I’ve checked and both errors that you see are harmless: I have those as well and the image works fine.

You can open a new terminal with the New button and check if you can find any clue in the system logs about why Slicer startup fails.

What CPU and graphics do you have in your system?

It is a CentOS7 headless VM sharing a Xeon E7-4830, with 4GB RAM, no GPU.
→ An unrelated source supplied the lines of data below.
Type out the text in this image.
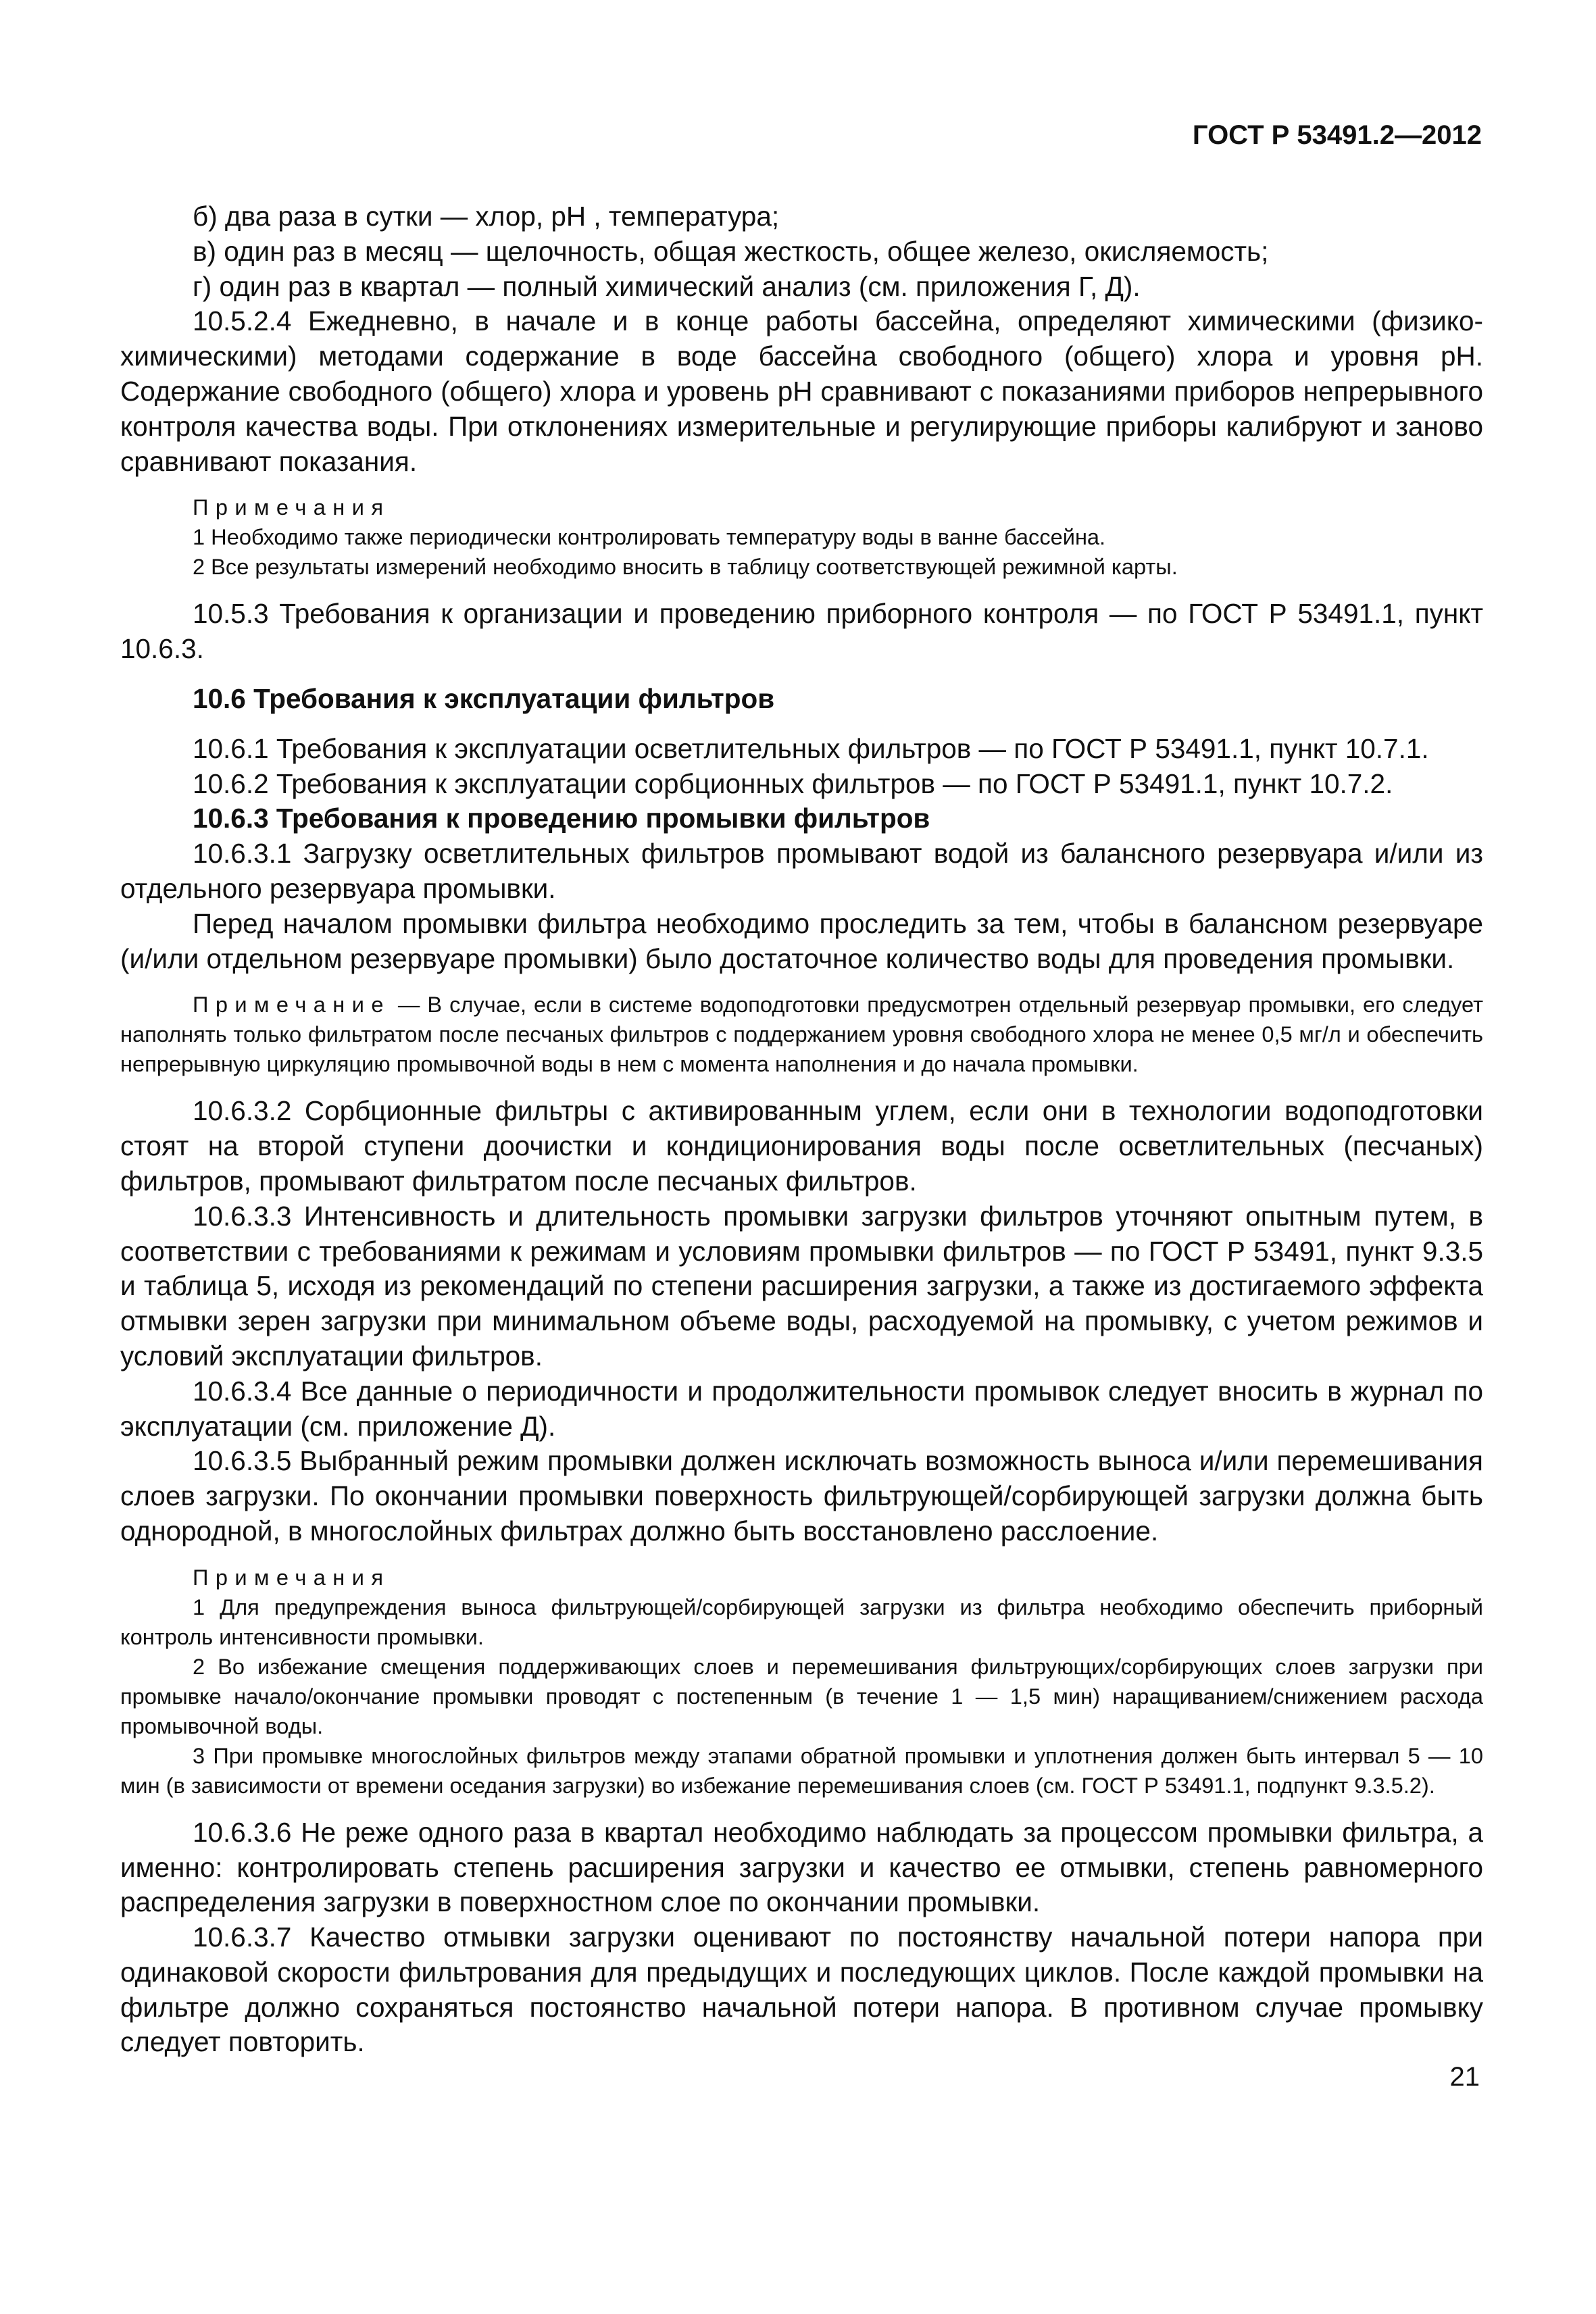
ГОСТ Р 53491.2—2012

б) два раза в сутки — хлор, рН , температура;

в) один раз в месяц — щелочность, общая жесткость, общее железо, окисляемость;

г) один раз в квартал — полный химический анализ (см. приложения Г, Д).

10.5.2.4 Ежедневно, в начале и в конце работы бассейна, определяют химическими (физико-химическими) методами содержание в воде бассейна свободного (общего) хлора и уровня рН. Содержание свободного (общего) хлора и уровень рН сравнивают с показаниями приборов непрерывного контроля качества воды. При отклонениях измерительные и регулирующие приборы калибруют и заново сравнивают показания.

Примечания

1 Необходимо также периодически контролировать температуру воды в ванне бассейна.

2 Все результаты измерений необходимо вносить в таблицу соответствующей режимной карты.

10.5.3 Требования к организации и проведению приборного контроля — по ГОСТ Р 53491.1, пункт 10.6.3.

10.6 Требования к эксплуатации фильтров

10.6.1 Требования к эксплуатации осветлительных фильтров — по ГОСТ Р 53491.1, пункт 10.7.1.

10.6.2 Требования к эксплуатации сорбционных фильтров — по ГОСТ Р 53491.1, пункт 10.7.2.

10.6.3 Требования к проведению промывки фильтров

10.6.3.1 Загрузку осветлительных фильтров промывают водой из балансного резервуара и/или из отдельного резервуара промывки.

Перед началом промывки фильтра необходимо проследить за тем, чтобы в балансном резервуаре (и/или отдельном резервуаре промывки) было достаточное количество воды для проведения промывки.

Примечание — В случае, если в системе водоподготовки предусмотрен отдельный резервуар промывки, его следует наполнять только фильтратом после песчаных фильтров с поддержанием уровня свободного хлора не менее 0,5 мг/л и обеспечить непрерывную циркуляцию промывочной воды в нем с момента наполнения и до начала промывки.

10.6.3.2 Сорбционные фильтры с активированным углем, если они в технологии водоподготовки стоят на второй ступени доочистки и кондиционирования воды после осветлительных (песчаных) фильтров, промывают фильтратом после песчаных фильтров.

10.6.3.3 Интенсивность и длительность промывки загрузки фильтров уточняют опытным путем, в соответствии с требованиями к режимам и условиям промывки фильтров — по ГОСТ Р 53491, пункт 9.3.5 и таблица 5, исходя из рекомендаций по степени расширения загрузки, а также из достигаемого эффекта отмывки зерен загрузки при минимальном объеме воды, расходуемой на промывку, с учетом режимов и условий эксплуатации фильтров.

10.6.3.4 Все данные о периодичности и продолжительности промывок следует вносить в журнал по эксплуатации (см. приложение Д).

10.6.3.5 Выбранный режим промывки должен исключать возможность выноса и/или перемешивания слоев загрузки. По окончании промывки поверхность фильтрующей/сорбирующей загрузки должна быть однородной, в многослойных фильтрах должно быть восстановлено расслоение.

Примечания

1 Для предупреждения выноса фильтрующей/сорбирующей загрузки из фильтра необходимо обеспечить приборный контроль интенсивности промывки.

2 Во избежание смещения поддерживающих слоев и перемешивания фильтрующих/сорбирующих слоев загрузки при промывке начало/окончание промывки проводят с постепенным (в течение 1 — 1,5 мин) наращиванием/снижением расхода промывочной воды.

3 При промывке многослойных фильтров между этапами обратной промывки и уплотнения должен быть интервал 5 — 10 мин (в зависимости от времени оседания загрузки) во избежание перемешивания слоев (см. ГОСТ Р 53491.1, подпункт 9.3.5.2).

10.6.3.6 Не реже одного раза в квартал необходимо наблюдать за процессом промывки фильтра, а именно: контролировать степень расширения загрузки и качество ее отмывки, степень равномерного распределения загрузки в поверхностном слое по окончании промывки.

10.6.3.7 Качество отмывки загрузки оценивают по постоянству начальной потери напора при одинаковой скорости фильтрования для предыдущих и последующих циклов. После каждой промывки на фильтре должно сохраняться постоянство начальной потери напора. В противном случае промывку следует повторить.

21
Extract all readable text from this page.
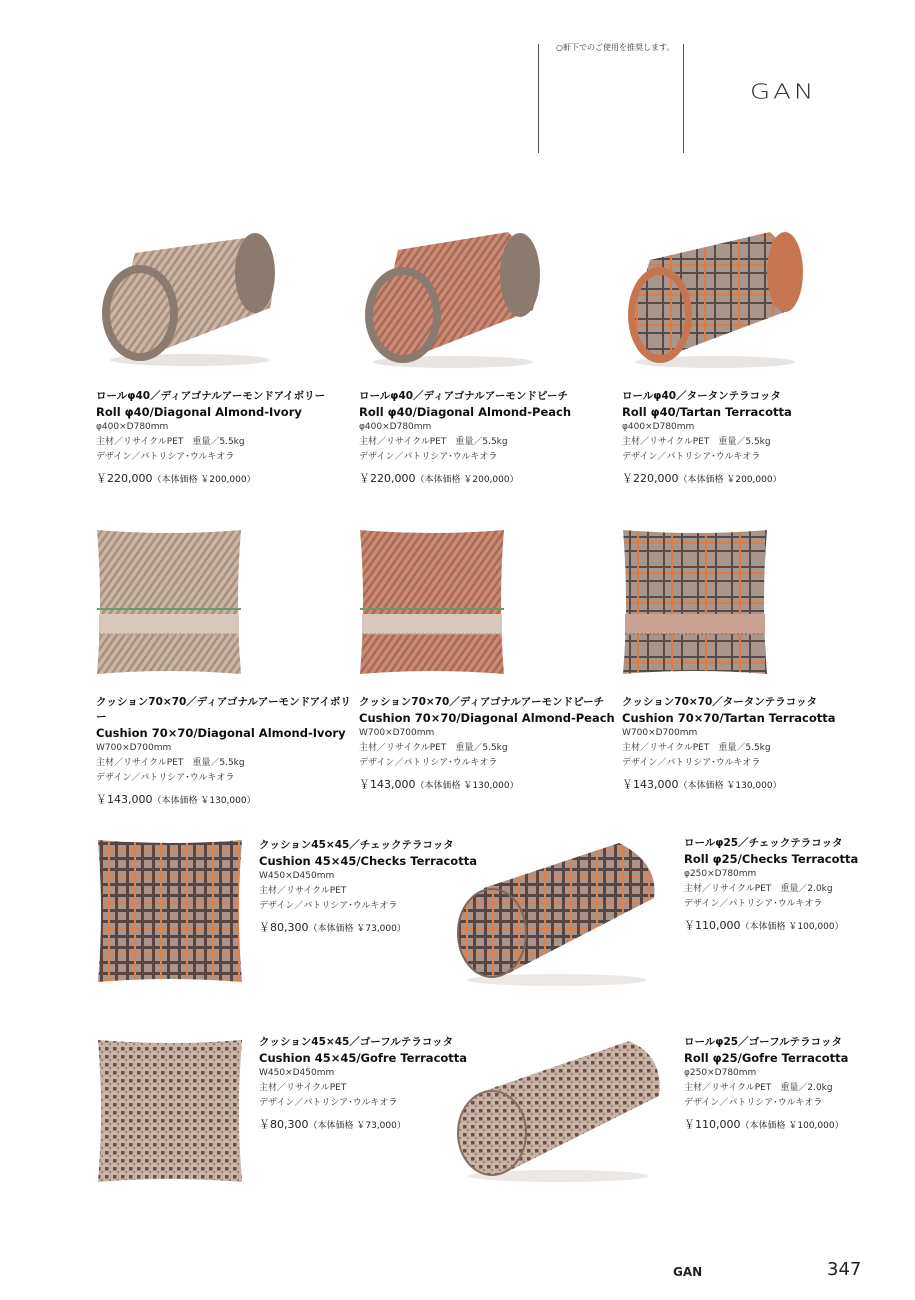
○軒下でのご使用を推奨します。
GAN
ロールφ40／ディアゴナルアーモンドアイボリー
Roll φ40/Diagonal Almond-Ivory
φ400×D780mm
主材／リサイクルPET　重量／5.5kg
デザイン／パトリシア･ウルキオラ
￥220,000（本体価格 ￥200,000）
ロールφ40／ディアゴナルアーモンドピーチ
Roll φ40/Diagonal Almond-Peach
φ400×D780mm
主材／リサイクルPET　重量／5.5kg
デザイン／パトリシア･ウルキオラ
￥220,000（本体価格 ￥200,000）
ロールφ40／タータンテラコッタ
Roll φ40/Tartan Terracotta
φ400×D780mm
主材／リサイクルPET　重量／5.5kg
デザイン／パトリシア･ウルキオラ
￥220,000（本体価格 ￥200,000）
クッション70×70／ディアゴナルアーモンドアイボリー
Cushion 70×70/Diagonal Almond-Ivory
W700×D700mm
主材／リサイクルPET　重量／5.5kg
デザイン／パトリシア･ウルキオラ
￥143,000（本体価格 ￥130,000）
クッション70×70／ディアゴナルアーモンドピーチ
Cushion 70×70/Diagonal Almond-Peach
W700×D700mm
主材／リサイクルPET　重量／5.5kg
デザイン／パトリシア･ウルキオラ
￥143,000（本体価格 ￥130,000）
クッション70×70／タータンテラコッタ
Cushion 70×70/Tartan Terracotta
W700×D700mm
主材／リサイクルPET　重量／5.5kg
デザイン／パトリシア･ウルキオラ
￥143,000（本体価格 ￥130,000）
クッション45×45／チェックテラコッタ
Cushion 45×45/Checks Terracotta
W450×D450mm
主材／リサイクルPET
デザイン／パトリシア･ウルキオラ
￥80,300（本体価格 ￥73,000）
ロールφ25／チェックテラコッタ
Roll φ25/Checks Terracotta
φ250×D780mm
主材／リサイクルPET　重量／2.0kg
デザイン／パトリシア･ウルキオラ
￥110,000（本体価格 ￥100,000）
クッション45×45／ゴーフルテラコッタ
Cushion 45×45/Gofre Terracotta
W450×D450mm
主材／リサイクルPET
デザイン／パトリシア･ウルキオラ
￥80,300（本体価格 ￥73,000）
ロールφ25／ゴーフルテラコッタ
Roll φ25/Gofre Terracotta
φ250×D780mm
主材／リサイクルPET　重量／2.0kg
デザイン／パトリシア･ウルキオラ
￥110,000（本体価格 ￥100,000）
GAN	347
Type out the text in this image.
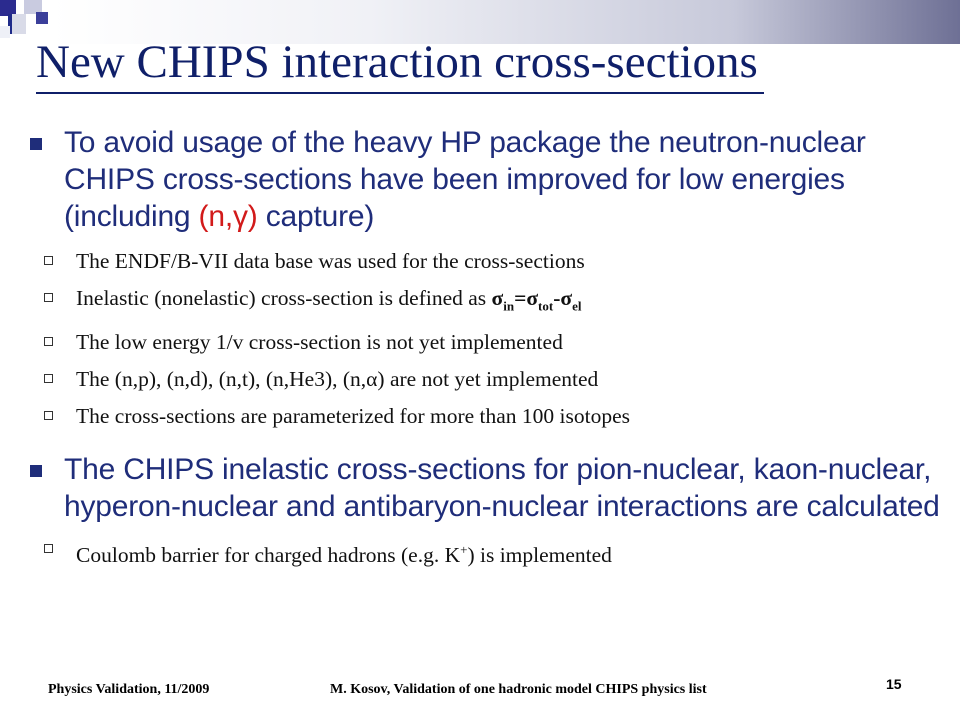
New CHIPS interaction cross-sections
To avoid usage of the heavy HP package the neutron-nuclear CHIPS cross-sections have been improved for low energies (including (n,γ) capture)
The ENDF/B-VII data base was used for the cross-sections
Inelastic (nonelastic) cross-section is defined as $\sigma_{in}=\sigma_{tot}-\sigma_{el}$
The low energy 1/v cross-section is not yet implemented
The (n,p), (n,d), (n,t), (n,He3), (n,α) are not yet implemented
The cross-sections are parameterized for more than 100 isotopes
The CHIPS inelastic cross-sections for pion-nuclear, kaon-nuclear, hyperon-nuclear and antibaryon-nuclear interactions are calculated
Coulomb barrier for charged hadrons (e.g. K+) is implemented
Physics Validation, 11/2009	M. Kosov, Validation of one hadronic model CHIPS physics list	15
For a test, I have tried connecting the prebuilt container lassoan/slicer-notebook:2020-05-15-89b6bb5 to https://example.com/ directly. Just as before, I can start python 3.8 notebooks but not slicer notebook, as before:

[I 21:34:48.458 NotebookApp] Kernel started: c58312d4-31a6-4a7b-90e3-695e37eb2cb8, name: slicer-4.11
Switch to module:  "Welcome"
Loading Slicer RC file [/home/sliceruser/.slicerrc.py]
Jupyter connection file: [/home/sliceruser/.local/share/jupyter/runtime/kernel-c58312d4-31a6-4a7b-90e3-695e37eb2cb8.json]
[W 21:35:48.846 NotebookApp] Timeout waiting for kernel_info reply from c58312d4-31a6-4a7b-90e3-695e37eb2cb8
error: [/home/sliceruser/Slicer-4.11.0-2020-05-14-linux-amd64/bin/SlicerApp-real] exit abnormally - Report the problem.
[I 21:35:54.450 NotebookApp] KernelRestarter: restarting kernel (1/5), keep random ports

Can this be a low RAM issue?

4GB RAM is low and 4th generation Intel CPU is very old. You can open a new terminal using New button in the Jupyter GUI to inspect the system logs and see what fails. See for example this similar topic (failure to start Slicer on a 3rd generation Intel CPU).

You can also try to just simply install Slicer on that computer and see if it starts.

I’ve also updated and tested a notebook image and tested that it works well.

Maybe you could make Slicer work by building it on your system instead of installing the pre-built package.